Ma un passo importante, fondamentale, necessario per riuscire a conoscere davvero la zona in cui si trova è quello di fermarsi ad ascoltare le antiche leggende, i racconti tradizionali, che spesso si uniscono e si fondono con le vicende più recenti, senza che si riesca più a comprendere cosa è realtà e cosa scaturisce dall’immaginazione del cantastorie.

È attraverso questi racconti che il viaggiatore potrà entrare in contatto con la storia di Tess Durbeyfield – o D’Urberville, come ha scoperto di chiamarsi –, protagonista di uno dei più celebri romanzi dell’autore inglese, Tess dei D’Urberville. Tess è giovane, bella, intelligente, desiderosa di apprendere ma perfettamente consapevole del suo status, della condizione della sua famiglia, a cui è molto legata e devota; è orgogliosa, testarda, ancorata alla terra a cui sente e sa di appartenere e da cui non desidera il riscatto sociale. Tuttavia, il riscatto sociale è proprio ciò a cui aspirano i suoi genitori, dopo essere venuti a conoscenza della loro appartenenza a un’antica famiglia della nobiltà locale, la più importante della zona – i D’Urberville –, ora decaduta e della quale non sono rimasti altro che una tomba di famiglia e un cucchiaio d’argento con lo stemma inciso.

Quanta importanza può avere un nome? Conta davvero nel giudicare un individuo o sono le sue azioni a definirlo? Perché un nome antico – seppure illustre – dovrebbe cambiare il corso delle cose più della stessa volontà di chi lo possiede?

Perché è da queste domande che Tess si ritrova sommersa, più o meno inconsciamente. Da un lato la vita che aveva sempre immaginato, ancorata alle sue radici, al suo villaggio, libera da obblighi, da un passato remoto che non le appartiene e di cui non sospettava nemmeno l’esistenza; una vita appagata e (forse) felice nella sua semplicità. Vita che viene spazzata via per un’improvvisa impennata di presunzione che pervade l’animo dei signori Durbeyfield, il cui nuovo disprezzo verso tutto ciò che ritengono inferiore li porta a spingere la figlia tra le braccia di un sedicente parente, evento che costituirà solo l’inizio delle disavventure di una povera fanciulla, la cui innocenza viene distrutta da un meschino desiderio di rivalsa e da una inesistente superiorità.
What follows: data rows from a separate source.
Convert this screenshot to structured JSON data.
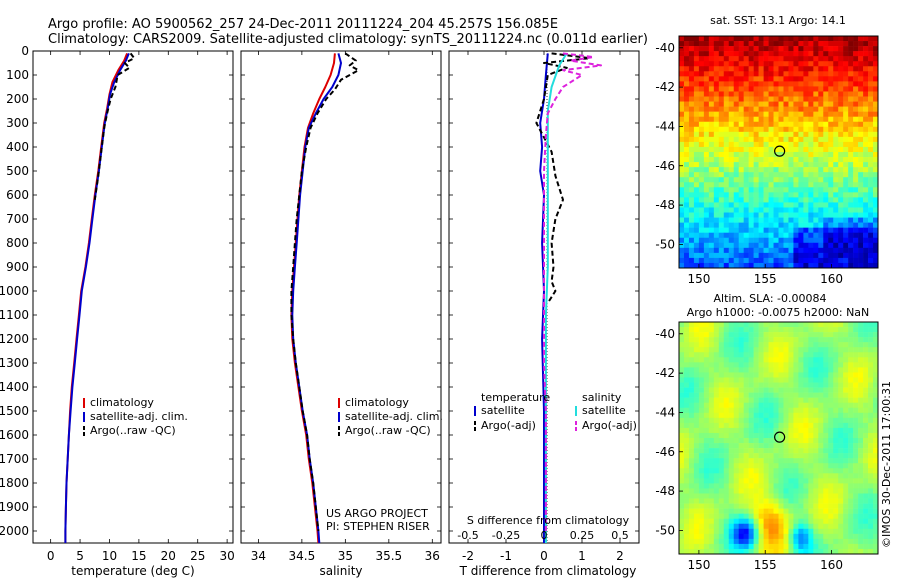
{
  "header": {
    "line1": "Argo profile: AO 5900562_257 24-Dec-2011 20111224_204 45.257S 156.085E",
    "line2": "Climatology: CARS2009. Satellite-adjusted climatology: synTS_20111224.nc (0.011d earlier)"
  },
  "colors": {
    "climatology": "#dd0000",
    "satellite": "#0000cc",
    "argo": "#000000",
    "sal_sat": "#22dddd",
    "sal_argo": "#dd22dd"
  },
  "chart_data": [
    {
      "type": "line",
      "id": "temperature",
      "xlabel": "temperature (deg C)",
      "ylabel": "",
      "xlim": [
        -3,
        31
      ],
      "ylim": [
        2050,
        0
      ],
      "xticks": [
        0,
        5,
        10,
        15,
        20,
        25,
        30
      ],
      "yticks": [
        0,
        100,
        200,
        300,
        400,
        500,
        600,
        700,
        800,
        900,
        1000,
        1100,
        1200,
        1300,
        1400,
        1500,
        1600,
        1700,
        1800,
        1900,
        2000
      ],
      "legend": {
        "position": "lower-right",
        "entries": [
          "climatology",
          "satellite-adj. clim.",
          "Argo(..raw -QC)"
        ]
      },
      "series": [
        {
          "name": "climatology",
          "color": "#dd0000",
          "style": "solid",
          "points": [
            [
              13.0,
              10
            ],
            [
              12.5,
              40
            ],
            [
              11.5,
              80
            ],
            [
              10.5,
              130
            ],
            [
              10.0,
              180
            ],
            [
              9.6,
              240
            ],
            [
              9.1,
              300
            ],
            [
              8.6,
              400
            ],
            [
              8.1,
              500
            ],
            [
              7.5,
              600
            ],
            [
              7.0,
              700
            ],
            [
              6.5,
              800
            ],
            [
              5.9,
              900
            ],
            [
              5.2,
              1000
            ],
            [
              4.8,
              1100
            ],
            [
              4.4,
              1200
            ],
            [
              4.0,
              1300
            ],
            [
              3.6,
              1400
            ],
            [
              3.3,
              1500
            ],
            [
              3.1,
              1600
            ],
            [
              2.9,
              1700
            ],
            [
              2.7,
              1800
            ],
            [
              2.6,
              1900
            ],
            [
              2.5,
              2000
            ],
            [
              2.5,
              2050
            ]
          ]
        },
        {
          "name": "satellite-adj. clim.",
          "color": "#0000cc",
          "style": "solid",
          "points": [
            [
              13.3,
              10
            ],
            [
              12.8,
              40
            ],
            [
              11.8,
              80
            ],
            [
              10.8,
              130
            ],
            [
              10.1,
              180
            ],
            [
              9.7,
              240
            ],
            [
              9.2,
              300
            ],
            [
              8.7,
              400
            ],
            [
              8.2,
              500
            ],
            [
              7.6,
              600
            ],
            [
              7.1,
              700
            ],
            [
              6.6,
              800
            ],
            [
              6.0,
              900
            ],
            [
              5.3,
              1000
            ],
            [
              4.9,
              1100
            ],
            [
              4.5,
              1200
            ],
            [
              4.1,
              1300
            ],
            [
              3.7,
              1400
            ],
            [
              3.4,
              1500
            ],
            [
              3.1,
              1600
            ],
            [
              2.9,
              1700
            ],
            [
              2.7,
              1800
            ],
            [
              2.6,
              1900
            ],
            [
              2.5,
              2000
            ],
            [
              2.5,
              2050
            ]
          ]
        },
        {
          "name": "Argo(..raw -QC)",
          "color": "#000000",
          "style": "dashed",
          "points": [
            [
              13.6,
              10
            ],
            [
              14.2,
              30
            ],
            [
              12.6,
              50
            ],
            [
              13.4,
              70
            ],
            [
              11.4,
              100
            ],
            [
              11.0,
              150
            ],
            [
              10.2,
              200
            ],
            [
              9.6,
              260
            ],
            [
              9.1,
              320
            ],
            [
              8.6,
              420
            ],
            [
              8.1,
              520
            ],
            [
              7.5,
              620
            ]
          ]
        }
      ]
    },
    {
      "type": "line",
      "id": "salinity",
      "xlabel": "salinity",
      "ylabel": "",
      "xlim": [
        33.8,
        36.1
      ],
      "ylim": [
        2050,
        0
      ],
      "xticks": [
        34,
        34.5,
        35,
        35.5,
        36
      ],
      "legend": {
        "position": "lower-right",
        "entries": [
          "climatology",
          "satellite-adj. clim.",
          "Argo(..raw -QC)"
        ]
      },
      "annotation": [
        "US ARGO PROJECT",
        "PI: STEPHEN RISER"
      ],
      "series": [
        {
          "name": "climatology",
          "color": "#dd0000",
          "style": "solid",
          "points": [
            [
              34.88,
              10
            ],
            [
              34.87,
              50
            ],
            [
              34.83,
              100
            ],
            [
              34.77,
              150
            ],
            [
              34.7,
              200
            ],
            [
              34.63,
              260
            ],
            [
              34.57,
              320
            ],
            [
              34.53,
              400
            ],
            [
              34.5,
              500
            ],
            [
              34.47,
              600
            ],
            [
              34.45,
              700
            ],
            [
              34.43,
              800
            ],
            [
              34.41,
              900
            ],
            [
              34.39,
              1000
            ],
            [
              34.38,
              1100
            ],
            [
              34.39,
              1200
            ],
            [
              34.42,
              1300
            ],
            [
              34.46,
              1400
            ],
            [
              34.5,
              1500
            ],
            [
              34.55,
              1600
            ],
            [
              34.58,
              1700
            ],
            [
              34.62,
              1800
            ],
            [
              34.65,
              1900
            ],
            [
              34.68,
              2000
            ],
            [
              34.69,
              2050
            ]
          ]
        },
        {
          "name": "satellite-adj. clim.",
          "color": "#0000cc",
          "style": "solid",
          "points": [
            [
              34.92,
              10
            ],
            [
              34.95,
              50
            ],
            [
              34.92,
              100
            ],
            [
              34.85,
              150
            ],
            [
              34.75,
              200
            ],
            [
              34.66,
              260
            ],
            [
              34.58,
              320
            ],
            [
              34.54,
              400
            ],
            [
              34.51,
              500
            ],
            [
              34.48,
              600
            ],
            [
              34.46,
              700
            ],
            [
              34.44,
              800
            ],
            [
              34.42,
              900
            ],
            [
              34.4,
              1000
            ],
            [
              34.39,
              1100
            ],
            [
              34.4,
              1200
            ],
            [
              34.43,
              1300
            ],
            [
              34.47,
              1400
            ],
            [
              34.51,
              1500
            ],
            [
              34.56,
              1600
            ],
            [
              34.59,
              1700
            ],
            [
              34.63,
              1800
            ],
            [
              34.66,
              1900
            ],
            [
              34.69,
              2000
            ],
            [
              34.7,
              2050
            ]
          ]
        },
        {
          "name": "Argo(..raw -QC)",
          "color": "#000000",
          "style": "dashed",
          "points": [
            [
              35.0,
              10
            ],
            [
              35.12,
              40
            ],
            [
              35.05,
              60
            ],
            [
              35.15,
              80
            ],
            [
              34.95,
              120
            ],
            [
              34.88,
              160
            ],
            [
              34.78,
              200
            ],
            [
              34.68,
              260
            ],
            [
              34.6,
              320
            ],
            [
              34.55,
              400
            ],
            [
              34.5,
              500
            ],
            [
              34.47,
              600
            ],
            [
              34.44,
              700
            ],
            [
              34.42,
              800
            ],
            [
              34.4,
              900
            ],
            [
              34.38,
              1000
            ],
            [
              34.38,
              1100
            ],
            [
              34.4,
              1200
            ],
            [
              34.43,
              1300
            ],
            [
              34.47,
              1400
            ],
            [
              34.51,
              1500
            ],
            [
              34.56,
              1600
            ],
            [
              34.59,
              1700
            ],
            [
              34.63,
              1800
            ],
            [
              34.66,
              1900
            ],
            [
              34.69,
              2000
            ]
          ]
        }
      ]
    },
    {
      "type": "line",
      "id": "difference",
      "xlabel": "T difference from climatology",
      "xlabel_top": "S difference from climatology",
      "xlim": [
        -2.5,
        2.5
      ],
      "ylim": [
        2050,
        0
      ],
      "xticks": [
        -2,
        -1,
        0,
        1,
        2
      ],
      "s_tick_labels": [
        "-0.5",
        "-0.25",
        "0",
        "0.25",
        "0.5"
      ],
      "legend": {
        "position": "lower",
        "group_titles": [
          "temperature",
          "salinity"
        ],
        "entries": [
          "satellite",
          "Argo(-adj)",
          "satellite",
          "Argo(-adj)"
        ]
      },
      "series": [
        {
          "name": "temperature satellite",
          "color": "#0000cc",
          "style": "solid",
          "points": [
            [
              0.1,
              10
            ],
            [
              0.05,
              100
            ],
            [
              0.0,
              200
            ],
            [
              -0.1,
              300
            ],
            [
              -0.05,
              400
            ],
            [
              -0.1,
              500
            ],
            [
              0.0,
              600
            ],
            [
              -0.05,
              800
            ],
            [
              0.0,
              1000
            ],
            [
              -0.05,
              1200
            ],
            [
              0.0,
              1500
            ],
            [
              0.0,
              2050
            ]
          ]
        },
        {
          "name": "temperature Argo(-adj)",
          "color": "#000000",
          "style": "dashed",
          "points": [
            [
              0.2,
              10
            ],
            [
              1.2,
              30
            ],
            [
              0.0,
              50
            ],
            [
              0.6,
              70
            ],
            [
              0.1,
              100
            ],
            [
              0.0,
              200
            ],
            [
              -0.2,
              300
            ],
            [
              0.2,
              420
            ],
            [
              0.3,
              520
            ],
            [
              0.5,
              620
            ],
            [
              0.3,
              700
            ],
            [
              0.2,
              800
            ],
            [
              0.25,
              900
            ],
            [
              0.2,
              960
            ],
            [
              0.3,
              1000
            ],
            [
              0.1,
              1050
            ]
          ]
        },
        {
          "name": "salinity satellite",
          "color": "#22dddd",
          "style": "solid",
          "points": [
            [
              0.6,
              10
            ],
            [
              0.4,
              60
            ],
            [
              0.2,
              150
            ],
            [
              0.1,
              250
            ],
            [
              0.1,
              350
            ],
            [
              0.1,
              500
            ],
            [
              0.1,
              700
            ],
            [
              0.1,
              900
            ],
            [
              0.05,
              1100
            ],
            [
              0.05,
              1300
            ],
            [
              0.05,
              1600
            ],
            [
              0.05,
              2050
            ]
          ]
        },
        {
          "name": "salinity Argo(-adj)",
          "color": "#dd22dd",
          "style": "dashed",
          "points": [
            [
              0.5,
              10
            ],
            [
              1.3,
              25
            ],
            [
              0.7,
              40
            ],
            [
              1.5,
              60
            ],
            [
              0.5,
              80
            ],
            [
              1.0,
              100
            ],
            [
              0.5,
              150
            ],
            [
              0.3,
              200
            ],
            [
              0.1,
              260
            ],
            [
              0.05,
              350
            ],
            [
              0.0,
              500
            ],
            [
              0.0,
              700
            ],
            [
              0.0,
              900
            ],
            [
              0.0,
              1100
            ],
            [
              0.0,
              1300
            ],
            [
              0.05,
              1500
            ],
            [
              0.05,
              1700
            ],
            [
              0.05,
              1900
            ],
            [
              0.05,
              2000
            ]
          ]
        }
      ]
    },
    {
      "type": "heatmap",
      "id": "sst-map",
      "title": "sat. SST: 13.1 Argo: 14.1",
      "xticks": [
        150,
        155,
        160
      ],
      "yticks": [
        -40,
        -42,
        -44,
        -46,
        -48,
        -50
      ],
      "xlim": [
        148.5,
        163.5
      ],
      "ylim": [
        -51.2,
        -39.4
      ],
      "marker": {
        "lon": 156.085,
        "lat": -45.257
      }
    },
    {
      "type": "heatmap",
      "id": "sla-map",
      "title_line1": "Altim. SLA: -0.00084",
      "title_line2": "Argo h1000: -0.0075 h2000: NaN",
      "xticks": [
        150,
        155,
        160
      ],
      "yticks": [
        -40,
        -42,
        -44,
        -46,
        -48,
        -50
      ],
      "xlim": [
        148.5,
        163.5
      ],
      "ylim": [
        -51.2,
        -39.4
      ],
      "marker": {
        "lon": 156.085,
        "lat": -45.257
      }
    }
  ],
  "watermark": "©IMOS 30-Dec-2011 17:00:31"
}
Ma il riscatto non è previsto, non è ammesso, non viene realmente preso in considerazione; quando un’anima è perduta una volta lo è per sempre. Tess impara che dal passato – lontano o vicino che sia – non si può scappare; esso ci insegue come un’ombra, silenzioso ma presente, pressante, ossessivo. Sempre vivo, mai distante. Si può cercare di imbrogliarlo, di allontanarsene, di provare a dimenticarlo persino; ma esso sarà sempre lì, freddo come il ghiaccio e duro come la pietra, eterno come il tempo, la cui memoria non può mai davvero essere cancellata perché una semplice parola, un semplice sguardo, un banale ricordo lo riporterebbe immediatamente alla luce.

Ma per il lettore esso rappresenta un monito, l’avvertimento a non lasciare in alcun caso che la volontà di altri prenda il sopravvento schiacciando, demolendo la propria. Perché, se da una parte la fuga resta impossibile, dall’altra la voglia di ricominciare e la possibilità di redenzione non smettono mai di mollare la presa.

“Giustizia” era fatta e il Presidente degli Immortali, per dirla con una frase di Eschilo, aveva finito di divertirsi con Tess, mentre i cavalieri e le dame dei D’Urberville dormivano nelle loro tombe, inconsapevoli. I due muti osservatori si chinarono a terra come in preghiera; e rimasero così per molto tempo, assolutamente immobili: la bandiera continuava silenziosamente a sventolare. Appena ne ebbero la forza si levarono, si presero di nuovo per mano e continuarono il cammino.